U.S. Trade Representative Robert Lighthizer, in rare public remarks at the Concordia Summit, said "endless dialogues" with the Chinese government over decades had "failed miserably" in changing Beijing's policies, so the Trump administration decided to try direct pressure with tariffs based on its study of China's intellectual property and technology transfer policies.
After China retaliated against what he called "modest" U.S. tariffs on $50 billion in Chinese technology-focused imports, the Trump administration on Monday slapped 10 percent duties on another $200 billion of Chinese goods, including many consumer products.
"We enter into that soberly with an enormous amount of study, but the fact is that what we were doing demonstrably failed," Lighthizer said.
"It's not going to be easy," Lighthizer said when asked what would result in concessions from Beijing. "Change is never easy, particularly where we have change, where there are U.S. companies that are benefiting from the improper Chinese policy," he said.
Lighthizer repeated his views that China's intellectual property practices and non-market industrial subsidies that have resulted in excess production capacity would put the future of the U.S. economy and its high-technology industries at risk.
"We changed the paradigm, we have tariffs in place, and the president is not going let this go long, where you take intellectual property where you have a forced transfer of intellectual property, where you treat American companies and farmers and ranchers poorly," he added.

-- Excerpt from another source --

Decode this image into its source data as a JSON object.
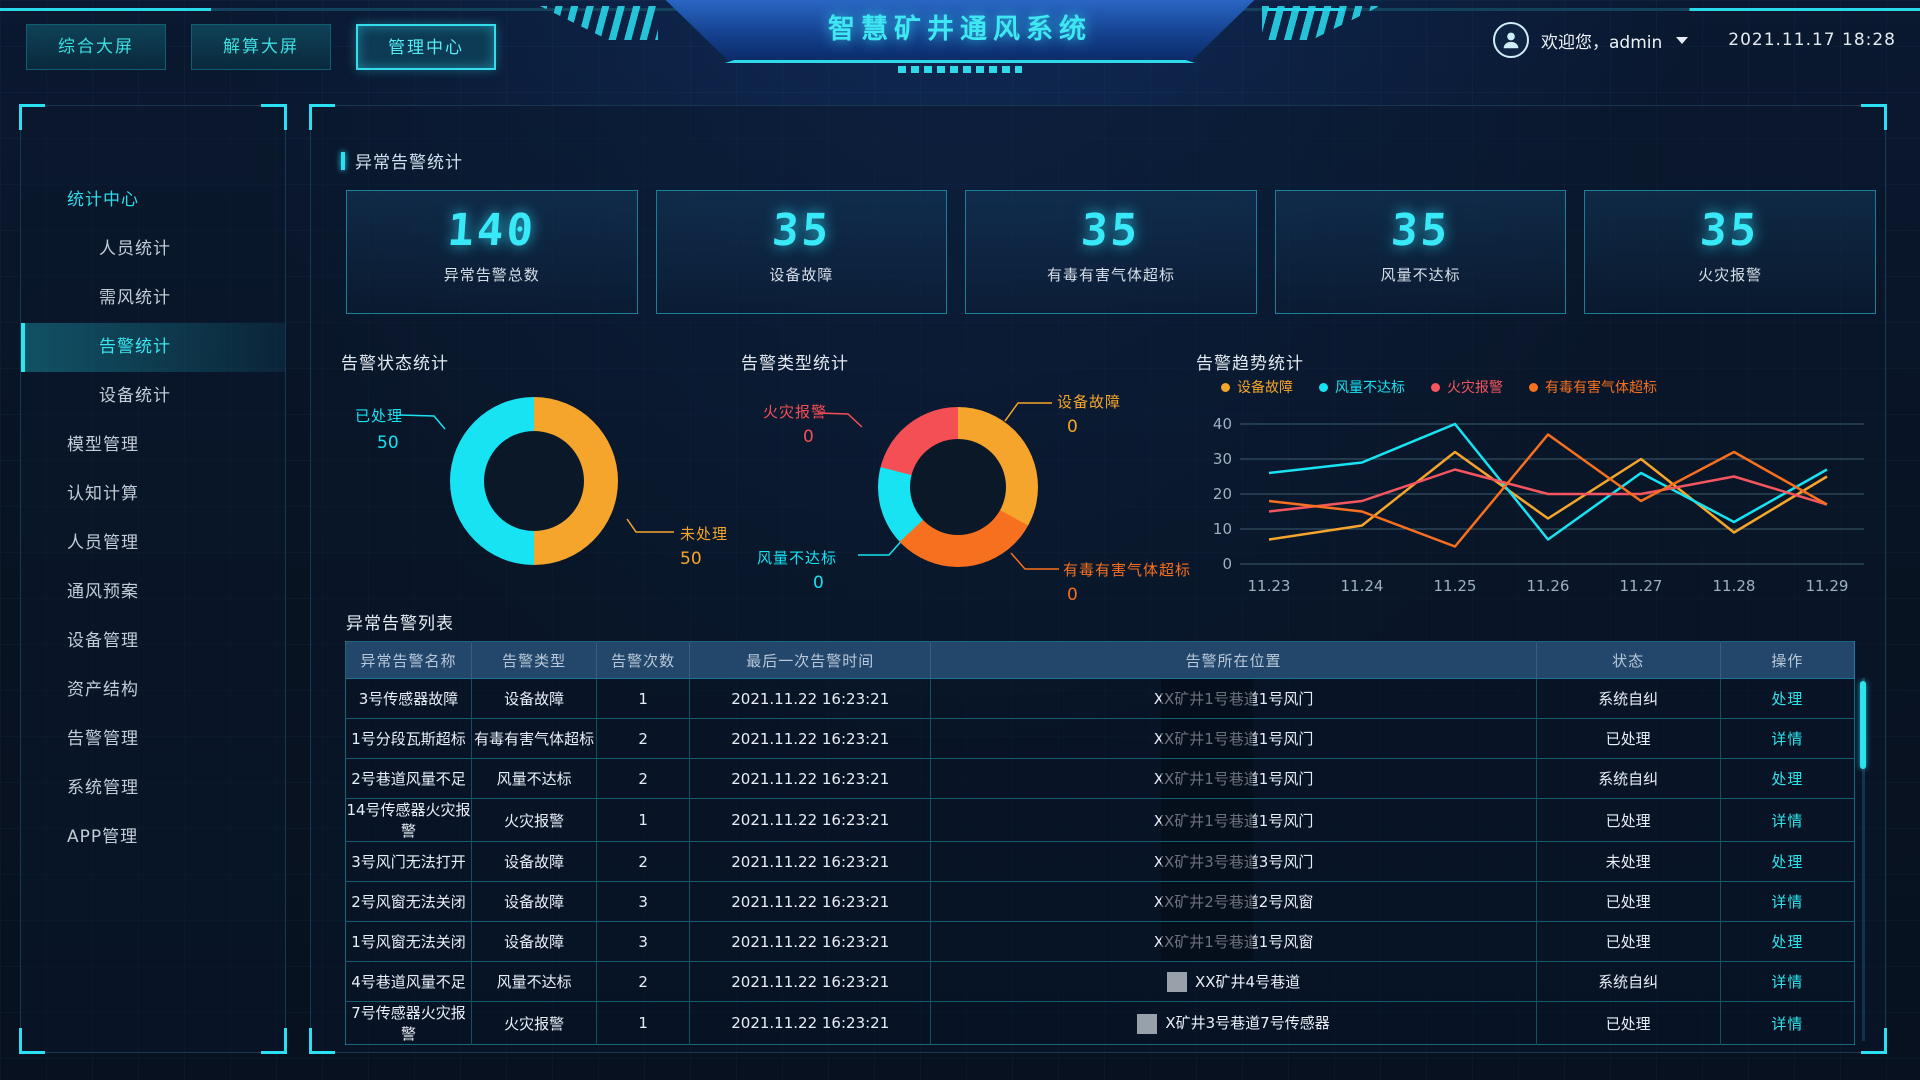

The U.S. trade chief was meeting on Tuesday with his counterparts from Japan and the European Union as part of regular talks to deal with China's non-market policies and to craft reforms to World Trade Organization rules.
Lighthizer, who has long criticized the WTO as unable to rein in excess Chinese capacity, said the body's rules were designed for market-driven economies, not ones dominated by state-owned enterprises like China.
Because all WTO members must agree on rule changes, getting China to agree to new rules that would force changes to its policies is "kind of a conundrum," he said, adding that he believed in the WTO which remained "an important body."
"I've said this before, if we didn't have it, we'd have to invent it," he added.